Au fond, les œuvres qui nous obsèdent, celles dont on rêve la nuit, nous arrivent toujours en plein visage, larvées au plus profond de l'inattendu. Le libre est aussi le désordonné, et nous n'aimons pas toujours voir nos jardins en friche. Notre esthétique est encore un peu esthéticienne, notre culture, culturiste.

Pourquoi celles et ceux qui nous paraissent les plus touchant·es, sont aussi celles et ceux qui s'en sont pris plein la tête ? Les héros qui ont réussi, bizarrement, les vrais winners, sont un peu ennuyeux. L'art a peut-être à voir avec les ratés.

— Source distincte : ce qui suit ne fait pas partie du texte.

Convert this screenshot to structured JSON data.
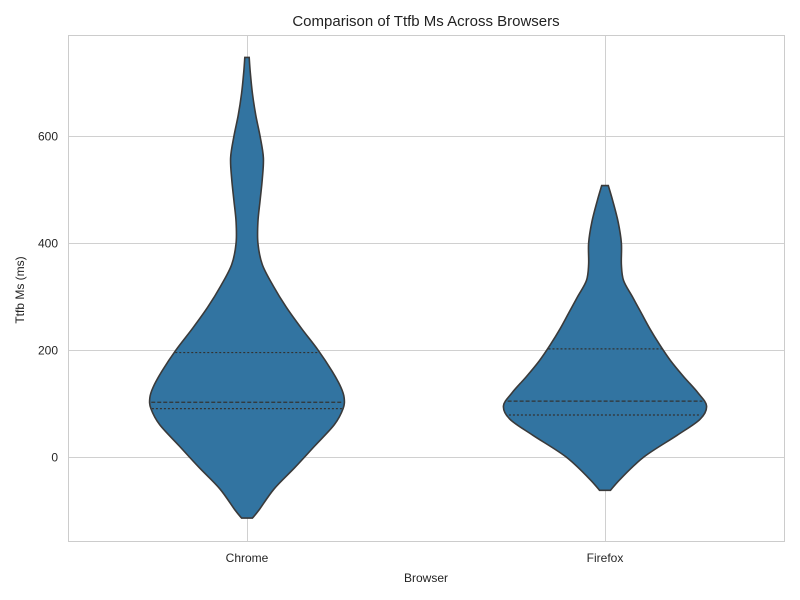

On continue de préférer les artistes domestiques, les apprivoisés, les normaux, qui chantent quand il faut chanter, qui ont des grandes gueules et dont l'œuvre égocentrée n'assure que leur propre promotion. Ceux-là ont toutes les qualités : fiables, travailleurs, rentables, agréables à vivre, disponibles, disant oui à tout et toujours fidèles à leur cadre. Les artistes sauvages, eux, sont instables, pénibles, irréguliers, préoccupés, handicapés de tout ce qui est normal ; ils posent constamment de nouveaux problèmes sans raison, et nous intranquilisent. Ils se ridiculisent et nous ridiculisent en permanence.


Mais l'art n'a-t-il pas justement un peu à voir avec le fait que nous sommes un peu déçus quand tout se passe comme prévu ? La plus belle de nos vies n'est-elle  pas involontaire ? La beauté a quelque chose d'accidentel. Et l'existence elle-même, au fond, n'est pas loin d'être une erreure heureuse. Nous avons la chance d'avoir le temps de tenter. Nous avons l'immense luxe de pouvoir nous tromper de route. Notre destination est interrogative. Certes, c’est épuisant de ne jamais savoir où nous allons en venir, mais n'est-ce pas pire, au fond, de ne jamais marcher ailleurs que sur nos vieux pas passés ? Errer est peut-être joyeux, et c'est dans ces sentes tortueuses qu'on attrape des idées artistiques. En perdant du temps. À contretemps et sans le faire exprès. Amoureusement.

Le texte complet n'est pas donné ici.